J woke me this morning at 6am. She was thinking about her students, whether they were going to pass their upcoming assessment portfolio. We’ve been doing this a lot lately–waking up super early and talking, especially on the weekends. I used to be so irritated when she would wake me up early on the weekends, but now I cherish these early morning hours when we lie in bed and snuggle and talk about our lives. So much is going on, and there’s something reassuring about starting the day early. We’re making the most of our lives together and also our last couple of months in this place.
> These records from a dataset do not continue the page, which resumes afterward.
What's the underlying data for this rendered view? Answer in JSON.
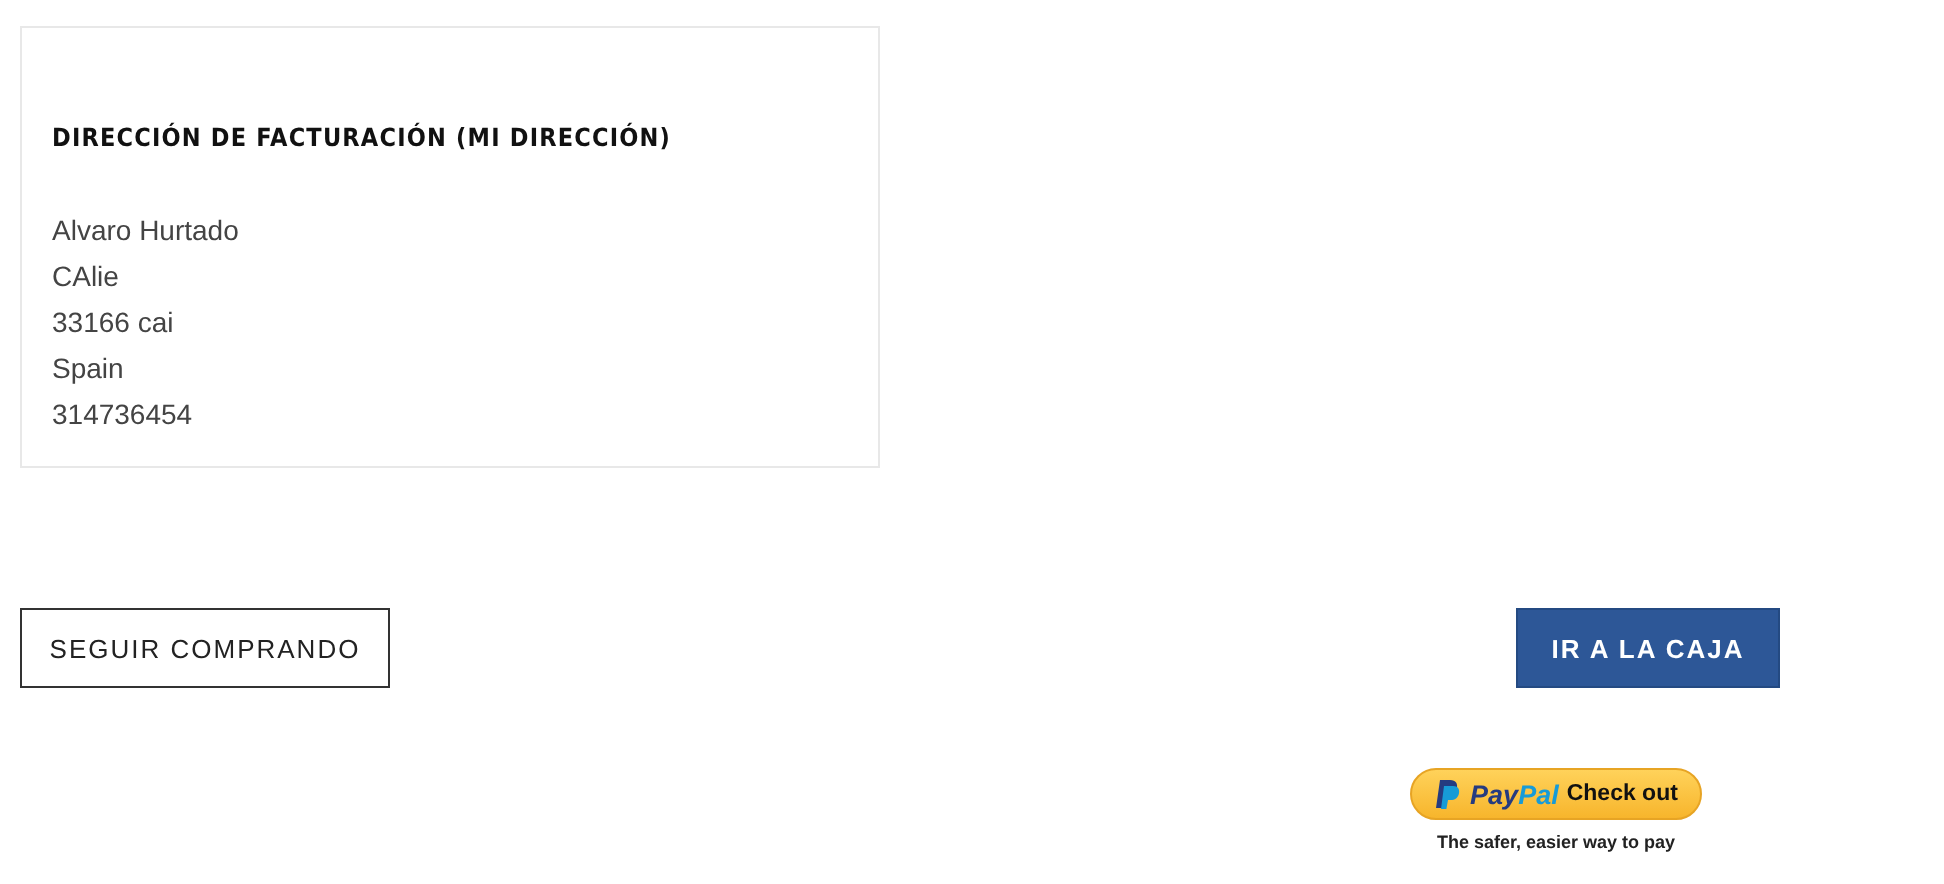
{
  "billing_address": {
    "title": "DIRECCIÓN DE FACTURACIÓN (MI DIRECCIÓN)",
    "lines": [
      "Alvaro Hurtado",
      "CAlie",
      "33166 cai",
      "Spain",
      "314736454"
    ]
  },
  "actions": {
    "continue_button": "SEGUIR COMPRANDO",
    "checkout_button": "IR A LA CAJA"
  },
  "paypal": {
    "brand_first": "Pay",
    "brand_second": "Pal",
    "label": "Check out",
    "tagline": "The safer, easier way to pay"
  }
}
This week we finally sent our paperwork to the sperm bank. This month’s insemination will be tricky because it looks like I’ll probably ovulate Christmas day. This makes shipping anything fairly complicated, and I don’t honestly know how it’s going to work out. The bank wants their tank back seven days after we receive it, so all of this is confusing my already hazy brain. Somehow, it may work out.
The most amusing thing about all of this is that we may very well be inseminating at my parents’ house. We may have to bring our sperm tank with us and figure out how to use it while the family sits around enjoying Christmas. We’ve tried to brainstorm scenarios:
- Perhaps I could just slip away and do it myself, but then what if I can’t open the tank, or I drop the vial into the tank, or I can’t warm it properly, or I can’t get it into the syringe, or, god-forbid, I spill it?
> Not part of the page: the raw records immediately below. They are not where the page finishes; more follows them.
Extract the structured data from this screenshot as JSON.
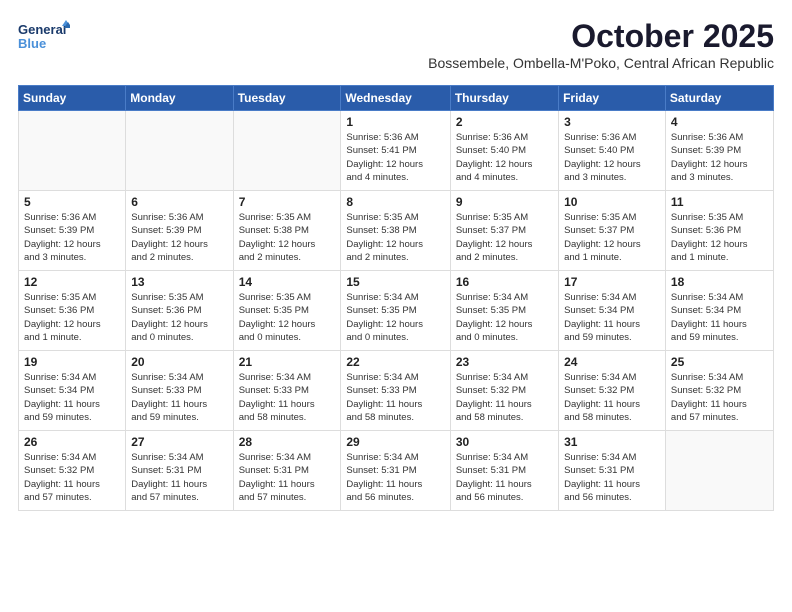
{
  "logo": {
    "line1": "General",
    "line2": "Blue"
  },
  "title": "October 2025",
  "subtitle": "Bossembele, Ombella-M'Poko, Central African Republic",
  "weekdays": [
    "Sunday",
    "Monday",
    "Tuesday",
    "Wednesday",
    "Thursday",
    "Friday",
    "Saturday"
  ],
  "weeks": [
    [
      {
        "day": "",
        "info": ""
      },
      {
        "day": "",
        "info": ""
      },
      {
        "day": "",
        "info": ""
      },
      {
        "day": "1",
        "info": "Sunrise: 5:36 AM\nSunset: 5:41 PM\nDaylight: 12 hours\nand 4 minutes."
      },
      {
        "day": "2",
        "info": "Sunrise: 5:36 AM\nSunset: 5:40 PM\nDaylight: 12 hours\nand 4 minutes."
      },
      {
        "day": "3",
        "info": "Sunrise: 5:36 AM\nSunset: 5:40 PM\nDaylight: 12 hours\nand 3 minutes."
      },
      {
        "day": "4",
        "info": "Sunrise: 5:36 AM\nSunset: 5:39 PM\nDaylight: 12 hours\nand 3 minutes."
      }
    ],
    [
      {
        "day": "5",
        "info": "Sunrise: 5:36 AM\nSunset: 5:39 PM\nDaylight: 12 hours\nand 3 minutes."
      },
      {
        "day": "6",
        "info": "Sunrise: 5:36 AM\nSunset: 5:39 PM\nDaylight: 12 hours\nand 2 minutes."
      },
      {
        "day": "7",
        "info": "Sunrise: 5:35 AM\nSunset: 5:38 PM\nDaylight: 12 hours\nand 2 minutes."
      },
      {
        "day": "8",
        "info": "Sunrise: 5:35 AM\nSunset: 5:38 PM\nDaylight: 12 hours\nand 2 minutes."
      },
      {
        "day": "9",
        "info": "Sunrise: 5:35 AM\nSunset: 5:37 PM\nDaylight: 12 hours\nand 2 minutes."
      },
      {
        "day": "10",
        "info": "Sunrise: 5:35 AM\nSunset: 5:37 PM\nDaylight: 12 hours\nand 1 minute."
      },
      {
        "day": "11",
        "info": "Sunrise: 5:35 AM\nSunset: 5:36 PM\nDaylight: 12 hours\nand 1 minute."
      }
    ],
    [
      {
        "day": "12",
        "info": "Sunrise: 5:35 AM\nSunset: 5:36 PM\nDaylight: 12 hours\nand 1 minute."
      },
      {
        "day": "13",
        "info": "Sunrise: 5:35 AM\nSunset: 5:36 PM\nDaylight: 12 hours\nand 0 minutes."
      },
      {
        "day": "14",
        "info": "Sunrise: 5:35 AM\nSunset: 5:35 PM\nDaylight: 12 hours\nand 0 minutes."
      },
      {
        "day": "15",
        "info": "Sunrise: 5:34 AM\nSunset: 5:35 PM\nDaylight: 12 hours\nand 0 minutes."
      },
      {
        "day": "16",
        "info": "Sunrise: 5:34 AM\nSunset: 5:35 PM\nDaylight: 12 hours\nand 0 minutes."
      },
      {
        "day": "17",
        "info": "Sunrise: 5:34 AM\nSunset: 5:34 PM\nDaylight: 11 hours\nand 59 minutes."
      },
      {
        "day": "18",
        "info": "Sunrise: 5:34 AM\nSunset: 5:34 PM\nDaylight: 11 hours\nand 59 minutes."
      }
    ],
    [
      {
        "day": "19",
        "info": "Sunrise: 5:34 AM\nSunset: 5:34 PM\nDaylight: 11 hours\nand 59 minutes."
      },
      {
        "day": "20",
        "info": "Sunrise: 5:34 AM\nSunset: 5:33 PM\nDaylight: 11 hours\nand 59 minutes."
      },
      {
        "day": "21",
        "info": "Sunrise: 5:34 AM\nSunset: 5:33 PM\nDaylight: 11 hours\nand 58 minutes."
      },
      {
        "day": "22",
        "info": "Sunrise: 5:34 AM\nSunset: 5:33 PM\nDaylight: 11 hours\nand 58 minutes."
      },
      {
        "day": "23",
        "info": "Sunrise: 5:34 AM\nSunset: 5:32 PM\nDaylight: 11 hours\nand 58 minutes."
      },
      {
        "day": "24",
        "info": "Sunrise: 5:34 AM\nSunset: 5:32 PM\nDaylight: 11 hours\nand 58 minutes."
      },
      {
        "day": "25",
        "info": "Sunrise: 5:34 AM\nSunset: 5:32 PM\nDaylight: 11 hours\nand 57 minutes."
      }
    ],
    [
      {
        "day": "26",
        "info": "Sunrise: 5:34 AM\nSunset: 5:32 PM\nDaylight: 11 hours\nand 57 minutes."
      },
      {
        "day": "27",
        "info": "Sunrise: 5:34 AM\nSunset: 5:31 PM\nDaylight: 11 hours\nand 57 minutes."
      },
      {
        "day": "28",
        "info": "Sunrise: 5:34 AM\nSunset: 5:31 PM\nDaylight: 11 hours\nand 57 minutes."
      },
      {
        "day": "29",
        "info": "Sunrise: 5:34 AM\nSunset: 5:31 PM\nDaylight: 11 hours\nand 56 minutes."
      },
      {
        "day": "30",
        "info": "Sunrise: 5:34 AM\nSunset: 5:31 PM\nDaylight: 11 hours\nand 56 minutes."
      },
      {
        "day": "31",
        "info": "Sunrise: 5:34 AM\nSunset: 5:31 PM\nDaylight: 11 hours\nand 56 minutes."
      },
      {
        "day": "",
        "info": ""
      }
    ]
  ]
}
- We could hope that it works out to do it when we go to bed at night, but then what if I have a really short surge and I’ve already ovulated by then?
- I could wrap up the tank, put a bow on it, and put it under the tree for J to open in front of the whole family, and then we can tell everyone, “We’re going to inseminate!” and bound up the stairs to the guest room. (That wouldn’t make my mom uncomfortable in the least, nor would it result in incessant teasing from my step-dad. No, not for a second.
So we’re in a bit of a quandry with this one. This is, of course, assuming that we figure out the whole shipping thing in the week leading up to Christmas (which falls on a Tuesday). Any creative suggestions?
What I do know is that it wouldn’t be right if J and I didn’t have at least one thing to worry about each cycle. This process is not meant to be easy or smooth for us as I once naively hoped, but at least it makes for good storytelling!